I despise Fred Phelps and the rest of his mouth-breathing, backwards wastes of human protoplasm. I also hate the idea of the government decidinh who can say what to who. Government is a blunt and stupid tool run by blunt and stupid tools. It should do as little as possible. There is no right in the Constitution against being offended. There is a right to say things that are patently and purposely offensive. So even though what Phelps does is grotesque, I don't want the government censoring him.

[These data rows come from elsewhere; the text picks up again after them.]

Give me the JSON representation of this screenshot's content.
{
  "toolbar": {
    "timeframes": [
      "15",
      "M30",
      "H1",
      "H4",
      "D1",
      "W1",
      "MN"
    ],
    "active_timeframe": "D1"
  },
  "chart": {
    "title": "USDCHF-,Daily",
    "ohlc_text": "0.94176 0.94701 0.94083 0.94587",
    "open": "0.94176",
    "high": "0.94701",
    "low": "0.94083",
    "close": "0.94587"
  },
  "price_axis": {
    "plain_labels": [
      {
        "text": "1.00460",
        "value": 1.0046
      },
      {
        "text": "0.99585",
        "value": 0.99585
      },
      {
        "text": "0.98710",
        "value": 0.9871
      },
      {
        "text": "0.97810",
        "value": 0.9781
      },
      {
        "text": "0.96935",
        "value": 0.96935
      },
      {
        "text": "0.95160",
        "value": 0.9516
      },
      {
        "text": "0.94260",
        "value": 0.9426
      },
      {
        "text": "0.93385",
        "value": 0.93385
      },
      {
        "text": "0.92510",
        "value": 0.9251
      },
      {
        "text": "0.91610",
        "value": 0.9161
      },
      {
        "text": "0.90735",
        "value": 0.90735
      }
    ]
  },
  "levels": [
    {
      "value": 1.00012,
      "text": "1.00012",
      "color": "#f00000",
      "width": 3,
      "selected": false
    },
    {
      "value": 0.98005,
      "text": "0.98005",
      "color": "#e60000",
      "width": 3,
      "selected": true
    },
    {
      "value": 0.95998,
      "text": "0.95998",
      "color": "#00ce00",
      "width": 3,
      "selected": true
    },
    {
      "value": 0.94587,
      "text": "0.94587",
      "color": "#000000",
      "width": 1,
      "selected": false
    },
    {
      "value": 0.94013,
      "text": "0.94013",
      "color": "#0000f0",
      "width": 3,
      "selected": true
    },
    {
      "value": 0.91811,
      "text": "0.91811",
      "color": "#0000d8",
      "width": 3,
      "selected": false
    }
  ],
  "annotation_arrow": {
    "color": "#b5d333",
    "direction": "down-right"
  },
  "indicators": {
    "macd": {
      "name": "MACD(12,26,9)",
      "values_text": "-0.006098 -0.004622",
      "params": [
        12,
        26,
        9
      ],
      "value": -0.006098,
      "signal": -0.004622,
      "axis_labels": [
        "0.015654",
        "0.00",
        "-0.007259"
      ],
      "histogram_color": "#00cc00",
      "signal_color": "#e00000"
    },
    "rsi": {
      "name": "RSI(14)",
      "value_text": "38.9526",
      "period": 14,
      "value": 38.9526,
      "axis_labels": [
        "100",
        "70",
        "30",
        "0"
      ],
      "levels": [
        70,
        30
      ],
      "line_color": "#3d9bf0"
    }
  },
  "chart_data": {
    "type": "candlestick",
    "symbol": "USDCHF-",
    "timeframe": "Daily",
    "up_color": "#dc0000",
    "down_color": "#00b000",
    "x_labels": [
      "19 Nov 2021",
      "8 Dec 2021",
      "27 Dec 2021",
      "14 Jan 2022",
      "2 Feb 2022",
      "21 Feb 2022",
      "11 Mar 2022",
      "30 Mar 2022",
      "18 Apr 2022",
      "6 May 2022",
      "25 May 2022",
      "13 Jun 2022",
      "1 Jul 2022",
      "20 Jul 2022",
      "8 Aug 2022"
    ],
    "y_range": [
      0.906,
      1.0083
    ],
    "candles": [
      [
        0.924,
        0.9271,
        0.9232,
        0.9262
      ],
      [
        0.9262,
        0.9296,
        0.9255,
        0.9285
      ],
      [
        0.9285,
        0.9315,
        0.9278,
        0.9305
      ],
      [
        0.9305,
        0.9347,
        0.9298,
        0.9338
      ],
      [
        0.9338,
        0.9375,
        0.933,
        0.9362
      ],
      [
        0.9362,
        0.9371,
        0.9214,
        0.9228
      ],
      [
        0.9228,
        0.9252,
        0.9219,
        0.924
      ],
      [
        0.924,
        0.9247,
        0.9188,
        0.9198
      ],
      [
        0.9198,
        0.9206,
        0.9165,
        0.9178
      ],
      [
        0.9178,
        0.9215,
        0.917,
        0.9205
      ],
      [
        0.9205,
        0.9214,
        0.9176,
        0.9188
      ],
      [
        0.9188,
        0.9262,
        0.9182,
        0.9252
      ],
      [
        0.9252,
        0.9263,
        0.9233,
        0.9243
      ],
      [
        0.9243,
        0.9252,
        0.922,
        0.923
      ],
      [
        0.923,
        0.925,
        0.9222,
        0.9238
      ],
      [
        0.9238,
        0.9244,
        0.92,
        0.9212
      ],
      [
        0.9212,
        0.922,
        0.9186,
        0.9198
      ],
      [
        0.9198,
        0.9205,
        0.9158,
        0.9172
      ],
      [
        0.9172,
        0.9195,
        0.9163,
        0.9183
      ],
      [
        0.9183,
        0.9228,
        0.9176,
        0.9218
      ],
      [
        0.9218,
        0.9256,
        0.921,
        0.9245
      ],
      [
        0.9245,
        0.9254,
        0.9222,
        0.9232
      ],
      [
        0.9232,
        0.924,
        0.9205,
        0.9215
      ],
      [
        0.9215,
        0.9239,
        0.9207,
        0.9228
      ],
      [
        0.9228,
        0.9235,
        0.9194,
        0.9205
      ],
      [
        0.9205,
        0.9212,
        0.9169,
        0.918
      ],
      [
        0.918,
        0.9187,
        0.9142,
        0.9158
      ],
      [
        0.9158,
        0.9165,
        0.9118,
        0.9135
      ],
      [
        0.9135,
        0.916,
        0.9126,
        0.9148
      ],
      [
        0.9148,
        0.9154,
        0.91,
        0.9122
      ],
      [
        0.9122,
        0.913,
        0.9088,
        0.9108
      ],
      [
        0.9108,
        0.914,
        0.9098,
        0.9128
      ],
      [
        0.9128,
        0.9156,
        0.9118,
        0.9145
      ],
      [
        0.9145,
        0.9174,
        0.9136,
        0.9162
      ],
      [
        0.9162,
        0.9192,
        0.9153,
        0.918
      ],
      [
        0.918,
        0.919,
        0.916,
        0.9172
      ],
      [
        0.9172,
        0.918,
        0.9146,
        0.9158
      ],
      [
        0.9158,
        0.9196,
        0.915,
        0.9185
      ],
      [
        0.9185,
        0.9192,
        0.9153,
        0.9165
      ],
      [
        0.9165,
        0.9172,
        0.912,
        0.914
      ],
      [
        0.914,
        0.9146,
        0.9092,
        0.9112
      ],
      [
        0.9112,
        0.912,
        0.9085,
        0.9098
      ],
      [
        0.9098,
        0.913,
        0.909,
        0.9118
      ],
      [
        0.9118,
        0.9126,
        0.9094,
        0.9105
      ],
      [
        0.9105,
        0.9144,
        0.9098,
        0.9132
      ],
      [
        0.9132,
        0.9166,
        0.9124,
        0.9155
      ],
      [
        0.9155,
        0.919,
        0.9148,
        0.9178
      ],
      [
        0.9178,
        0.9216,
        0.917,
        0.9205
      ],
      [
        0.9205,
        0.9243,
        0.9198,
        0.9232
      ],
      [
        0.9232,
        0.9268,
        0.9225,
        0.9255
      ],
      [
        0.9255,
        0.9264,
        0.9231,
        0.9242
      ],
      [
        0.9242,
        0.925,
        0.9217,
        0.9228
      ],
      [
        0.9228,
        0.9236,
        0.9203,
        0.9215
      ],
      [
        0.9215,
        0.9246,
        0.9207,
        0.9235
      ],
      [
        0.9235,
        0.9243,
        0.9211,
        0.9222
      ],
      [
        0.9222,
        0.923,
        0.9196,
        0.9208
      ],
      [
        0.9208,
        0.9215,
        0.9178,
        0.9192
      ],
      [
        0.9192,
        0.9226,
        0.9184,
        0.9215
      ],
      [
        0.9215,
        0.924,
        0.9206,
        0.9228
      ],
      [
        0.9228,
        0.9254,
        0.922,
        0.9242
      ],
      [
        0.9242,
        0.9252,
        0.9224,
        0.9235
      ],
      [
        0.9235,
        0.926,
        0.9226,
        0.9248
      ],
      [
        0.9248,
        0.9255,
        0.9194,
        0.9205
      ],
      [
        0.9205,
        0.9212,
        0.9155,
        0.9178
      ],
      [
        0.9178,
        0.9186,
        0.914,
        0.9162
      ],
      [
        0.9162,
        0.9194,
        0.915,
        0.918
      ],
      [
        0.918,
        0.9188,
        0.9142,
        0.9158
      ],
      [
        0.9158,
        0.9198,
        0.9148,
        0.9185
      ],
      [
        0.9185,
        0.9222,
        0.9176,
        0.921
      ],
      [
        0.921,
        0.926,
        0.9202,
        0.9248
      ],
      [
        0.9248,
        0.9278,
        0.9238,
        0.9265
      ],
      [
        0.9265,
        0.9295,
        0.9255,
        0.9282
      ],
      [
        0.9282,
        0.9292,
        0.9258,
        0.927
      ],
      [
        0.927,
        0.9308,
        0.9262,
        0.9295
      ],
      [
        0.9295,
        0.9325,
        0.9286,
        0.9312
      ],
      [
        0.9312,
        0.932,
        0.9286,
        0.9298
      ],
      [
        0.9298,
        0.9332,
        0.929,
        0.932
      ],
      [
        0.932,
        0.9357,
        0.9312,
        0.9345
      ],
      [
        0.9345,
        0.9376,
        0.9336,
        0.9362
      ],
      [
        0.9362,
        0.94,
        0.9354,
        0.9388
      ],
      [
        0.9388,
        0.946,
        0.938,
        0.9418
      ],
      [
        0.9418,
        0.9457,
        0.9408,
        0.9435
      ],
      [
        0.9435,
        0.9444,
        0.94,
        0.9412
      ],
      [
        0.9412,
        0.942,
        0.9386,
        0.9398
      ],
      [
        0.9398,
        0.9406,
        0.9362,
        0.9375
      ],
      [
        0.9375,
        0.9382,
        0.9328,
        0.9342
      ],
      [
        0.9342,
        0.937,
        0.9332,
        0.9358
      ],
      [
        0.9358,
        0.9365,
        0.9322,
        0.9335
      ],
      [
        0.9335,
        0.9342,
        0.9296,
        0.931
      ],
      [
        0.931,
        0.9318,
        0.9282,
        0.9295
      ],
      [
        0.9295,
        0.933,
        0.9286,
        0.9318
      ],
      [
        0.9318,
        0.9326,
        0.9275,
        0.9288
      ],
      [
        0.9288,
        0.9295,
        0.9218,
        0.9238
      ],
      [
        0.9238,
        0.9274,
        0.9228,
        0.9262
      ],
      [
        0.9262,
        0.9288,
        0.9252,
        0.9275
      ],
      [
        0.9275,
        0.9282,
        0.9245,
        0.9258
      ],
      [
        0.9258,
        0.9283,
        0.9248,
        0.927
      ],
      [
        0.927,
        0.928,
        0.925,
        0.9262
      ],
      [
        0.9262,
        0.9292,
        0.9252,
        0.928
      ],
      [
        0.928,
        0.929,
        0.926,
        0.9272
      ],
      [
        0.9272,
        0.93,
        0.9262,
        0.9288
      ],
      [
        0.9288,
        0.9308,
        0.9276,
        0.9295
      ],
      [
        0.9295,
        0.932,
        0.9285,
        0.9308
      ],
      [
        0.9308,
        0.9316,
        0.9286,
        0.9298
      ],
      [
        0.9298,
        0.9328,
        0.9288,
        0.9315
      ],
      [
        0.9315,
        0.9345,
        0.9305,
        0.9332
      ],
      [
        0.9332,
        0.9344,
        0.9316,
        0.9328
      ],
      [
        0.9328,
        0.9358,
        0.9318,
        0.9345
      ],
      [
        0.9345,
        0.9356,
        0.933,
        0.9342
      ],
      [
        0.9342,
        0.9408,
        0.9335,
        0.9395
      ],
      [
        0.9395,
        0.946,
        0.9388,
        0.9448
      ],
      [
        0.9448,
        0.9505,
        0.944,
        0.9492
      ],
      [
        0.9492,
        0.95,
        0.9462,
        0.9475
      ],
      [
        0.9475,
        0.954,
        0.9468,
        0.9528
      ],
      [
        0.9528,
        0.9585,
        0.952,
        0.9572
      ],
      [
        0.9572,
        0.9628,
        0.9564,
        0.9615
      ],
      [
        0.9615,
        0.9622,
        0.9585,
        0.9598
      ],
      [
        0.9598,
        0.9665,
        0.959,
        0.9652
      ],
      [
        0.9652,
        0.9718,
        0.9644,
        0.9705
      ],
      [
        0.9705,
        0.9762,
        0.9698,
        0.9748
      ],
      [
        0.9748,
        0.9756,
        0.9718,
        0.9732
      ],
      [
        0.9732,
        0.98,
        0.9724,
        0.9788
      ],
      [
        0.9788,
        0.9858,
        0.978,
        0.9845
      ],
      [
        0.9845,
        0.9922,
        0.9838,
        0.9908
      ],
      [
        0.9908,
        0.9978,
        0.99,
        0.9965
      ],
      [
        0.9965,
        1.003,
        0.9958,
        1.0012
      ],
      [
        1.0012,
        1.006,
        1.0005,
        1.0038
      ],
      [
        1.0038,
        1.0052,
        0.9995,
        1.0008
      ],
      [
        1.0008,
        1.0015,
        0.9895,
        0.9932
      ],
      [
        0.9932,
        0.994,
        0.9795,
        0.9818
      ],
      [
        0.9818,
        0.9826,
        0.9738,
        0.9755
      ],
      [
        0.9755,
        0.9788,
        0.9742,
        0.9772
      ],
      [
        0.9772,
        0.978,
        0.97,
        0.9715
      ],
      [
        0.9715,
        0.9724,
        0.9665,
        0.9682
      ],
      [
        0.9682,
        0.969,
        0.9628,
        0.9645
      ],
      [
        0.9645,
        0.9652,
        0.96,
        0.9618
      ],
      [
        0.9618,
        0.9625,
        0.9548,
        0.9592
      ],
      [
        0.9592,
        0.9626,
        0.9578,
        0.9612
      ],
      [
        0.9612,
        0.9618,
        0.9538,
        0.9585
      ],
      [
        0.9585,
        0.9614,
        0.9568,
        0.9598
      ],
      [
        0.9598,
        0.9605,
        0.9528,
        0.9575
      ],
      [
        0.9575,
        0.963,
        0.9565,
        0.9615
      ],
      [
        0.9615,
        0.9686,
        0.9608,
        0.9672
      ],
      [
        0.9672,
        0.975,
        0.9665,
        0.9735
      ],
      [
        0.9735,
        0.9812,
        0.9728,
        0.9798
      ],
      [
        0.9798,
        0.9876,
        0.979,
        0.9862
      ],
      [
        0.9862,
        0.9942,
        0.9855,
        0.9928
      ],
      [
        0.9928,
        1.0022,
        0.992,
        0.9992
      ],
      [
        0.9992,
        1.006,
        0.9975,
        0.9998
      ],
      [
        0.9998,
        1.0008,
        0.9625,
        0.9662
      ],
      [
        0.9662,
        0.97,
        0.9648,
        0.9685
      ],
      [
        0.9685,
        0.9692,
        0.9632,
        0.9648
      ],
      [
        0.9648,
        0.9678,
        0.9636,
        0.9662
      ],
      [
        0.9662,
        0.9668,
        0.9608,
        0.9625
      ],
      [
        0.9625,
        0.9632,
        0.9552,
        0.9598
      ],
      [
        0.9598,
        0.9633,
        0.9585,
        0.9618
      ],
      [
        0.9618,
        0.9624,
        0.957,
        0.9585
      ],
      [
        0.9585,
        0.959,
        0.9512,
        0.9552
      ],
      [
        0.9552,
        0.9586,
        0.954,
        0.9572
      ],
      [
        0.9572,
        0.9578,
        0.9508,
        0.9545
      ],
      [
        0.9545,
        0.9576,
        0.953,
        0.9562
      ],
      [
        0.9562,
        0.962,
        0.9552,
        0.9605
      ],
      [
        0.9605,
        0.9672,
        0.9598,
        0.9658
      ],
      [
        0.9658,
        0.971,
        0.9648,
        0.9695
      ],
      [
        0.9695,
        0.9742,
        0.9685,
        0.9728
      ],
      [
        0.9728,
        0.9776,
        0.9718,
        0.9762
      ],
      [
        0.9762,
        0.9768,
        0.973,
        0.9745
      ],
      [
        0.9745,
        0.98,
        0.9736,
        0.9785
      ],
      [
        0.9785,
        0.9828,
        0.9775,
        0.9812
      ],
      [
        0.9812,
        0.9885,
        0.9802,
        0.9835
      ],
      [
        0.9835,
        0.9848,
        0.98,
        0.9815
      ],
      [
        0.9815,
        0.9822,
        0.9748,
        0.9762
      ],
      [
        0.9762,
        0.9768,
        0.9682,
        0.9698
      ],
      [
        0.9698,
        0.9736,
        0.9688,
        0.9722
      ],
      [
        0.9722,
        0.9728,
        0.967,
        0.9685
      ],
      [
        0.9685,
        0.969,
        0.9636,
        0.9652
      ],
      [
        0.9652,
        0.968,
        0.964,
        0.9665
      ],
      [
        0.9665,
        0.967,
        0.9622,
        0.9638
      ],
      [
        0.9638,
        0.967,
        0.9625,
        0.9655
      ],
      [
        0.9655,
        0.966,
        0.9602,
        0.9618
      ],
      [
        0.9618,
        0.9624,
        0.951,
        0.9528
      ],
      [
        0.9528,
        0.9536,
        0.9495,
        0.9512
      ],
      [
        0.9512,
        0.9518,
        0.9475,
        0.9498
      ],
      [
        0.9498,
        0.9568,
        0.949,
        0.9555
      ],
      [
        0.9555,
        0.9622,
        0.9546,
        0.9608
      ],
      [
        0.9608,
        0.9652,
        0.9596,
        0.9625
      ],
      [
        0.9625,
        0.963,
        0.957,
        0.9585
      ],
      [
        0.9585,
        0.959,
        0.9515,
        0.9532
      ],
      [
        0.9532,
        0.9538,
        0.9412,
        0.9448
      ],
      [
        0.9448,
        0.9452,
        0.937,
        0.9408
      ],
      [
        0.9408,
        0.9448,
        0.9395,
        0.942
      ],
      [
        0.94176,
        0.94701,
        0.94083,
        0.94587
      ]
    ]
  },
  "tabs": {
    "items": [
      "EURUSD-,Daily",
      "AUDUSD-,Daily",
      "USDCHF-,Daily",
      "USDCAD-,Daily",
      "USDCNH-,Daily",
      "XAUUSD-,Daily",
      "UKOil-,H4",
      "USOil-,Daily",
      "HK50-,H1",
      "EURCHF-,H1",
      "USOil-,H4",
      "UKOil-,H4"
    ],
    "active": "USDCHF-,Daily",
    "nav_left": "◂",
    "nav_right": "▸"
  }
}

The Supreme Court heard the appeal about the money awarded to Matthew Snyder's dad for emotional distress inflicted when the anti-phag phorces infested his son's funeral. I initially didn't think there was much chance they would rule in favor of Snyder, but I read this and it makes a very good case for the idea that some words can by their utterance inflict injury. There is a ruling that strongly supports this idea.
The Chaplinsky case also had the advantage of building on a tradition of understanding in the law that “assaults” did not strictly require the laying on of hands. One could shoot and deliberately miss. One could hold an unloaded gun near the head of a victim and click the trigger. There was not that much discrimination between an act of that kind and threatening calls in the night, or letters of extortion—or a cross burned outside the home of a black family. People who knew the conventions in their own language would have no trouble telling the difference, say, between a burning cross and a burning shoe box. With this understanding, swastikas and burning crosses and blazing epithets could be understood as “assaults” as fully as rocks thrown at victims.
I still believe that as reprehensible as Phelps' actions are, they are not a reason to fetter speech based on how it makes a listener feel.